During the event, Amma told a story about a woman who boarded a bus. The woman sat right behind the bus driver and as he drove she gave him some peanuts. The bus driver did not want the peanuts but ate them because he did not want to insult the lady. A few minutes later she gave him some more peanuts and he reluctantly ate them again. When she tried to give him peanuts a third time he asked her, “Why did you buy a bag of peanuts if you don’t want them?” She responded to the bus driver, “Oh no, I hate peanuts. But I love chocolate. All they had at the store was chocolate covered peanuts. So I am eating off the chocolate and giving the peanuts to you!”
Amma told this story to make us reflect on how we give to other people. She said that people often give by writing checks with some extra saved money or give something away that they no longer need. This is all wonderful, yet, she questioned how often are we willing to give up what we truly love and enjoy for the benefit of another human being? How inconvenienced are we willing to be to help our neighbor, a friend or a stranger? She said if we think about it honestly, many of us are licking off the chocolate and only giving up the peanuts just to keep our lives the way they are today. Based on the current state of the world, Amma was helping us see that this way of thinking is no longer enough.
I have been struggling with this idea in my own life and it occurred to me that a small step in the right direction could be shifting the paradigm on New Year’s Resolutions. Instead of just planning to lose weight, exercise more, earn more money, go on a great vacation and find the love of our lives, MAYBE we can add a resolution or two for the sake of someone else who needs our attention or help. Maybe we can skip Sunday brunch with friends and volunteer at a hospital or identify a literacy program and teach someone to read. Maybe we can delay our purchase of the newest iPhone and instead give some money to a food bank. Maybe we can stop less at Starbucks and instead donate that money to a children’s hospital or provide a micro loan to help someone start a business in an impoverished country. Maybe it’s okay to sleep one less hour in order to listen to a person in crisis or skip a few workouts to help clean up a community park. Maybe we can stop looking at work emails for the sake of efficiency while riding the elevator and instead have a conversation with an elderly neighbor. Maybe we can volunteer to help out at a homeless shelter instead of bingeing on a television show. Maybe we can go to a protest against gun violence or another cause we feel strongly about instead of sleeping late on the weekend.
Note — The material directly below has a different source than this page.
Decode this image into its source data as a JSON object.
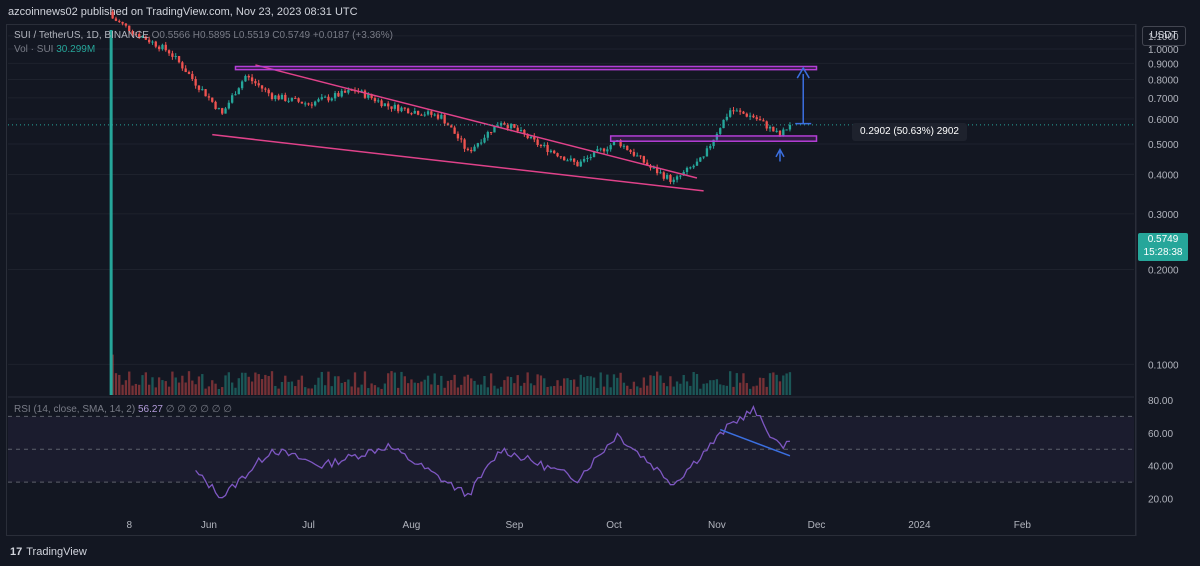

Amma inspired me to consider that Maybe it’s okay if our usual resolutions aren’t totally achieved. Maybe our bodies will be a little less toned, we will spend less time with friends and have less cash for take-out dinners. But if we are able to be a little more giving, MAYBE, just maybe, someone other than ourselves will be better off. And MAYBE, by shifting one resolution at a time away from our own needs and towards loving someone else, we will have made the greatest New Year’s Resolution of them all.